Trying to control her nerve pain, Carly made use of “strong psychiatric drugs that could totally change a person’s personality. My loved ones never knew who I was going to be and when during this time.”

After the side effects became too much, Carly decided to stop taking the medication.

Credit: Rick Proctor

Carly then explains how marujana helped her in a way the psychiatric drugs couldn’t:

“It helps me use fewer medications, and it makes all the medications I take work more effectively… If I needed 3 pills, I could take one pill and medical marijuana and have the same effect. I use CBD products to help with inflammation, muscle spasms, anxiety, and nausea. The THC helps more with my pain and my appetite. CBN is good for my sleep.”

Carly’s family and friends support her use of medical marijuana, although she has often faced conflict with her doctors about it. It is not covered by her medical insurance, and often runs out when she can no longer afford it.

“I use (cannabis) shows and a friend who runs a delivery service. She gives me everything at cost. If it weren’t for people like her, I could never actually afford the medicine I need.”

Carly says that cannabis helped her finish her education, including a BA in Psychology from California State University at Northridge, and an MA in Psychology from The Chicago Professional School of Psychology.

Hand holding stick of cannabis
Credit: Rick Proctor

Despite the benefits, Carly is constantly hitting walls with the medical service. A doctor threatened to prescribe no more painkillers until she came off medical marijuana. When Carly refused to show up for the drug test, however, she received no more resistance.

“My fiancé is from Kentucky, so if we want to go to visit his family I am forced to go without my medical marijuana.”

Although casual use of cannabis may have its issues, Californian medical patients will now benefit from receiving treatment more freely. Especially if the alternative is a legal drug with mind-altering side effects.

Carly’s use of cannabis to treat a medical condition is not a new pseudo-science. The independent recently published an article on how an ingredient in cannabis can be used to treat psychosis. 
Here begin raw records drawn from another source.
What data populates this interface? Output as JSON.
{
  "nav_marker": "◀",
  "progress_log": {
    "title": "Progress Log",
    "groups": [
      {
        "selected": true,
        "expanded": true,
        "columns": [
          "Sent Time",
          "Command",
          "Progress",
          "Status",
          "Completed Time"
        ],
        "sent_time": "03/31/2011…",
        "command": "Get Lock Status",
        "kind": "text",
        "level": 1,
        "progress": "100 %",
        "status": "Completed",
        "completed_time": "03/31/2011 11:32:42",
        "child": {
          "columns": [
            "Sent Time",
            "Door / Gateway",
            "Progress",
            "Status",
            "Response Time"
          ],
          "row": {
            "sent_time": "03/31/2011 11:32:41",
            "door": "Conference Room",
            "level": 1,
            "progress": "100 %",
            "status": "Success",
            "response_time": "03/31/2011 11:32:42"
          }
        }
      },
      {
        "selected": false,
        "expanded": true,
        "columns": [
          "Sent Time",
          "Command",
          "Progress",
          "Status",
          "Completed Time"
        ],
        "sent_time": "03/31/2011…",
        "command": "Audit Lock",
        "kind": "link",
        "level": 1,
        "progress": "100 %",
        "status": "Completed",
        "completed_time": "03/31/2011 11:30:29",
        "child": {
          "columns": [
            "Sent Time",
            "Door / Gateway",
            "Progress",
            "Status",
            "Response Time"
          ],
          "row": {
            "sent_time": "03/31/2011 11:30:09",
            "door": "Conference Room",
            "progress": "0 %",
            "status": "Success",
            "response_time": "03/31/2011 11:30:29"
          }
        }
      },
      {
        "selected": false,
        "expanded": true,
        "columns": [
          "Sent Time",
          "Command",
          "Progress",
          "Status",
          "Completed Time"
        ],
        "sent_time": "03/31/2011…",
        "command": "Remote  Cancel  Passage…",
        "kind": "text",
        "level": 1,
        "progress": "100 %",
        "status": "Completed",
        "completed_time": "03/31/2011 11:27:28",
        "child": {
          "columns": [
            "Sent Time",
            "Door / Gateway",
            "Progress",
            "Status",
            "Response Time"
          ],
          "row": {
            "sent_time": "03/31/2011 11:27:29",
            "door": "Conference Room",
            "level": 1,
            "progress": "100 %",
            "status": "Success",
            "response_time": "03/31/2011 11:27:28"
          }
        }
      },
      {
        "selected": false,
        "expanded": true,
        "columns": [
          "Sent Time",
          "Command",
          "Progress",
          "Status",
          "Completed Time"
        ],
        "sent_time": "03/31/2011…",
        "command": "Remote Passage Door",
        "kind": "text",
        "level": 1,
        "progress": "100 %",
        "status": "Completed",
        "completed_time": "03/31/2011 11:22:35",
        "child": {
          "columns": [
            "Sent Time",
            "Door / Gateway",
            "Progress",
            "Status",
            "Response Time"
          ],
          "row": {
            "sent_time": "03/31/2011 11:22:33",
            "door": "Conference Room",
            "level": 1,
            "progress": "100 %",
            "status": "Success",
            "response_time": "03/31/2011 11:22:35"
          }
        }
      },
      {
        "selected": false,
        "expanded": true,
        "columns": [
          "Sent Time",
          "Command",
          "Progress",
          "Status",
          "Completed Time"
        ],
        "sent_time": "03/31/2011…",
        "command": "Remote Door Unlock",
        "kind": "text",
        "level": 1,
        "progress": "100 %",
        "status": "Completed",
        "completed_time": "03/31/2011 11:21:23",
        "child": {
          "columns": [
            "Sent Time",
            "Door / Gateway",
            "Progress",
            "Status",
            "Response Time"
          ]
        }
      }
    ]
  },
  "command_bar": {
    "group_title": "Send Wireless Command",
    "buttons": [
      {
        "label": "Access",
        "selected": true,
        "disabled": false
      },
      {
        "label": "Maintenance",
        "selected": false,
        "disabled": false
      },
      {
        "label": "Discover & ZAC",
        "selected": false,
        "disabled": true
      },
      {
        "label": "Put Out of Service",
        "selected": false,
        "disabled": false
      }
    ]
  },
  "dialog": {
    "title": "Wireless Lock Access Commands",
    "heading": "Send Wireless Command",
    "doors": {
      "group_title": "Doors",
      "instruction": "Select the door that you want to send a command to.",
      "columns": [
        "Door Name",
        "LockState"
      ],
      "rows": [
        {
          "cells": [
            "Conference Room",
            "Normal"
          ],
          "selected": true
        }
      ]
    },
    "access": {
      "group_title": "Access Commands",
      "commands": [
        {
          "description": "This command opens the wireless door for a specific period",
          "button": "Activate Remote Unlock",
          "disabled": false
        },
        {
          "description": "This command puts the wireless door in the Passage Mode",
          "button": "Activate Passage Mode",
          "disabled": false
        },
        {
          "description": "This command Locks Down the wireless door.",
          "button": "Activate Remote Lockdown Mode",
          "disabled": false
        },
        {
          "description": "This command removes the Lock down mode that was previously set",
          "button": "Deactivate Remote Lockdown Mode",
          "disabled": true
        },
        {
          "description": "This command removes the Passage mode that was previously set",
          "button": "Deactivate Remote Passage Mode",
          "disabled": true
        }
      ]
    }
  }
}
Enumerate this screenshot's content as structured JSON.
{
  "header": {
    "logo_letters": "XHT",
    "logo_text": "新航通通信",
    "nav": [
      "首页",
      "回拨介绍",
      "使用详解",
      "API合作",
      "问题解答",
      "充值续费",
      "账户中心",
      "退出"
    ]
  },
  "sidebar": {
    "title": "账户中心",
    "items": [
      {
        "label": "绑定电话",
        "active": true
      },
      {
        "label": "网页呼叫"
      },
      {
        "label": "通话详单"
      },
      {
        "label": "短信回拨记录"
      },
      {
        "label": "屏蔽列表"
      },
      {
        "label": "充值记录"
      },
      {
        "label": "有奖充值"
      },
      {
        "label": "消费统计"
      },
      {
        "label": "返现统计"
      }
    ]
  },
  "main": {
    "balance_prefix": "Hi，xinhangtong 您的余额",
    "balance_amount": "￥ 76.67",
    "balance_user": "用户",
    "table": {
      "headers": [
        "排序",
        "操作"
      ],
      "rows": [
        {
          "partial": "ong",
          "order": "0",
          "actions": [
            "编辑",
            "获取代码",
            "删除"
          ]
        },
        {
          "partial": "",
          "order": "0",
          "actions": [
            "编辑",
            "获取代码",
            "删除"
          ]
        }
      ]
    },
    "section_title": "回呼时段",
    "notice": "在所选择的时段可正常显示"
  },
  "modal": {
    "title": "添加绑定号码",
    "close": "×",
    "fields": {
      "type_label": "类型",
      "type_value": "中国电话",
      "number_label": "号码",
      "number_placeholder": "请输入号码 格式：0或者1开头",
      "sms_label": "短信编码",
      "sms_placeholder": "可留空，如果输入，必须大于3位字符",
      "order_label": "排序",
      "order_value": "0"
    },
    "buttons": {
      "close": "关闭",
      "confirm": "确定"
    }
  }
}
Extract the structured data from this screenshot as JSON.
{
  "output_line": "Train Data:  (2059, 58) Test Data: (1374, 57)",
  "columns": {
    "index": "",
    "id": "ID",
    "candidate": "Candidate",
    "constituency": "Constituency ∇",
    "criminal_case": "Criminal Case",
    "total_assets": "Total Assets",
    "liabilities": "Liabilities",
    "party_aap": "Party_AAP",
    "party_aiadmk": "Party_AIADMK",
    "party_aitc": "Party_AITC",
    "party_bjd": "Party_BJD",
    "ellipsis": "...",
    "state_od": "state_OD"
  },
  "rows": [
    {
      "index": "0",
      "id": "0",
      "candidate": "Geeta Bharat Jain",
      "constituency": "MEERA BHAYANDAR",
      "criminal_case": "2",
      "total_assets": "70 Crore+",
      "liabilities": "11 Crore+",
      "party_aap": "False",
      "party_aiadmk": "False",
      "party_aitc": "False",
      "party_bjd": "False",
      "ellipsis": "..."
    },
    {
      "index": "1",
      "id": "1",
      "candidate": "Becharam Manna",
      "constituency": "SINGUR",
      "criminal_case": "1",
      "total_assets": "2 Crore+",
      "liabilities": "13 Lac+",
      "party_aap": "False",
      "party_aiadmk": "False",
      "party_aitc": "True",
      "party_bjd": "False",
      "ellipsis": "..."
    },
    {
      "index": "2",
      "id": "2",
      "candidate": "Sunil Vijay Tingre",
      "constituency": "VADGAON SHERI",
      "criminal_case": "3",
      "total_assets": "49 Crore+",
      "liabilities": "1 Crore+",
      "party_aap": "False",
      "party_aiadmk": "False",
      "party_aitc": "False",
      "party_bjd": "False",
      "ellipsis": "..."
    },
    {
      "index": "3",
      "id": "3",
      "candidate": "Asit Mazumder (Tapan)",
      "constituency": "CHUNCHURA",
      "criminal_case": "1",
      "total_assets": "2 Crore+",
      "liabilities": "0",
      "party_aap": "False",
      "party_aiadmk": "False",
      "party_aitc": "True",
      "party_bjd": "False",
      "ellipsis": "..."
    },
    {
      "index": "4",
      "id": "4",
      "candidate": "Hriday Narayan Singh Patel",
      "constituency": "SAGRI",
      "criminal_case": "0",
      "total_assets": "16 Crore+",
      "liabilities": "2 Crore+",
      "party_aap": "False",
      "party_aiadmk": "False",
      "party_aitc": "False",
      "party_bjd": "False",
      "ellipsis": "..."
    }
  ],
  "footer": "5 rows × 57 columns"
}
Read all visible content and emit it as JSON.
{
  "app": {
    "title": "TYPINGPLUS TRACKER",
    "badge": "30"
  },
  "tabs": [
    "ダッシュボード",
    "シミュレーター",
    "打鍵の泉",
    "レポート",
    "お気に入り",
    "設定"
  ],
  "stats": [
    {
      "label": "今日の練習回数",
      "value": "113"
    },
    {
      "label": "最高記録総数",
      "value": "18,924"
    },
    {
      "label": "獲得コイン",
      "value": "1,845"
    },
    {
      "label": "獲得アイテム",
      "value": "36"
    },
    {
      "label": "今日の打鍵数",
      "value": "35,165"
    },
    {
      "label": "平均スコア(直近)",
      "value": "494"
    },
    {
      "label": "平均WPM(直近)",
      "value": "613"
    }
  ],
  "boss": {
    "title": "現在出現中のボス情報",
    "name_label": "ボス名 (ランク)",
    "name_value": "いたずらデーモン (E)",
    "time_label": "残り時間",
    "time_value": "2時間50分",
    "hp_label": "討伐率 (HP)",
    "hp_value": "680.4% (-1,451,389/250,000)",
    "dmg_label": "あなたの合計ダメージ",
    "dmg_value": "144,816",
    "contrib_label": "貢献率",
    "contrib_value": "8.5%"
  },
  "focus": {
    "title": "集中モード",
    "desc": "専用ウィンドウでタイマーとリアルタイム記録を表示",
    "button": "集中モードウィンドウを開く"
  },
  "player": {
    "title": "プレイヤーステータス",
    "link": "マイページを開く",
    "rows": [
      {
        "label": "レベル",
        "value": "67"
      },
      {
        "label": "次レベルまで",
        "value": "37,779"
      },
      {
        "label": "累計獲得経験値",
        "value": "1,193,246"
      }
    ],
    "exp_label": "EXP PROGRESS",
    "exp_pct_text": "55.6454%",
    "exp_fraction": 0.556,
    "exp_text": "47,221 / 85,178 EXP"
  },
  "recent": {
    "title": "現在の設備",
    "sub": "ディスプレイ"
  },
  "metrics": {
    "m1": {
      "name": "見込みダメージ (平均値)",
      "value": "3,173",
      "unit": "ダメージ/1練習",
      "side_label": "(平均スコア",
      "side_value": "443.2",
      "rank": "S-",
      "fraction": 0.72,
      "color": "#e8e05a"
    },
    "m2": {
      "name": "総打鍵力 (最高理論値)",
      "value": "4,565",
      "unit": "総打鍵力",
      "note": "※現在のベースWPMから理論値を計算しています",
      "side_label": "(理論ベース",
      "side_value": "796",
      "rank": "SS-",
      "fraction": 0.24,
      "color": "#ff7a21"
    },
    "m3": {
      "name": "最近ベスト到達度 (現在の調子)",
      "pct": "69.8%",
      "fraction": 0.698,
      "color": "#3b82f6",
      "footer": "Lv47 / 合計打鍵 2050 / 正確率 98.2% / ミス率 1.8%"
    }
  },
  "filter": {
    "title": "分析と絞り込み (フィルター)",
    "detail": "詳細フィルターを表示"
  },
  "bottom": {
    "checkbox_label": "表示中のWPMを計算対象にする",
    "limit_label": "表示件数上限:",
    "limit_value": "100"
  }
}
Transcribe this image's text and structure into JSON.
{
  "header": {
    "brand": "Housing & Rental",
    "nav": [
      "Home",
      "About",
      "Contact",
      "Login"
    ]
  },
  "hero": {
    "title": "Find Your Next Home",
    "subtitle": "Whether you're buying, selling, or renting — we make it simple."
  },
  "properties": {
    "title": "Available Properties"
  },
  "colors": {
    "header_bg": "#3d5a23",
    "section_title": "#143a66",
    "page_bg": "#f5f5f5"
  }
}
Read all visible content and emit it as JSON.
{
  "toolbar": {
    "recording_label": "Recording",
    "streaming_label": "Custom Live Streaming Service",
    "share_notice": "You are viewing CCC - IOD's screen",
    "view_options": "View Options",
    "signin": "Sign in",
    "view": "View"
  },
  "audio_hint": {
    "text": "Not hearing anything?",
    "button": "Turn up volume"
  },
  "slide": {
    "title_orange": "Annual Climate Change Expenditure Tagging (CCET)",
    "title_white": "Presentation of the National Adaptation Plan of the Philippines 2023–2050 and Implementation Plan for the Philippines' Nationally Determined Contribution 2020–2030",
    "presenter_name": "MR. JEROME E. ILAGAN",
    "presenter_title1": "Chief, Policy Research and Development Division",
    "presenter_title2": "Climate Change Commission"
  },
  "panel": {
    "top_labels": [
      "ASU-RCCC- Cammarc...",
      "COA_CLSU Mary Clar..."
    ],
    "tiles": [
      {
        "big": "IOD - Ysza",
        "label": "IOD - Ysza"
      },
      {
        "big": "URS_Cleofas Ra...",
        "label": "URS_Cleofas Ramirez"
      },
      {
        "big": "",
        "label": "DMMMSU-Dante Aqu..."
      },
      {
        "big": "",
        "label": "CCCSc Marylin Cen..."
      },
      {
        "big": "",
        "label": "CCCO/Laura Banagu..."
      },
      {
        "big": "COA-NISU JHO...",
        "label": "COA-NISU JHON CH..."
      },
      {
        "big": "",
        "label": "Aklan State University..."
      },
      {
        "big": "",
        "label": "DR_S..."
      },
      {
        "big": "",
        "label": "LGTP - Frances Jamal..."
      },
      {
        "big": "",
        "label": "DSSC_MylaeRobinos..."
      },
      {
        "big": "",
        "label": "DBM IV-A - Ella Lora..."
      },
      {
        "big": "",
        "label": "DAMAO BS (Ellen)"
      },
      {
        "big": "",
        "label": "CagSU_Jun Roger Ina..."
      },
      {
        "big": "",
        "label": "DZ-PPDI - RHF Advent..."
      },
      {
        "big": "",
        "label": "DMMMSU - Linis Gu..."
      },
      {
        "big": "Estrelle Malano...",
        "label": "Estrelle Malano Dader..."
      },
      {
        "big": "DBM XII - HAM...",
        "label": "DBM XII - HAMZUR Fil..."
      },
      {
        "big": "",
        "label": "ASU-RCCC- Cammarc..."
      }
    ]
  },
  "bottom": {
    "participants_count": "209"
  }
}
Carly makes her stance clear:

“This is not a matter of opinion or morals. It is a matter of ethics, and it is unethical to allow people to suffer when there is something that can so easily help in many ways.

I am so incredibly proud of myself,” Carly explains, “but I have no idea whether I will ever be able to go into other countries to help set up social services programs that are needed and decrease stigma about people with disabilities, which is what I dream of doing.”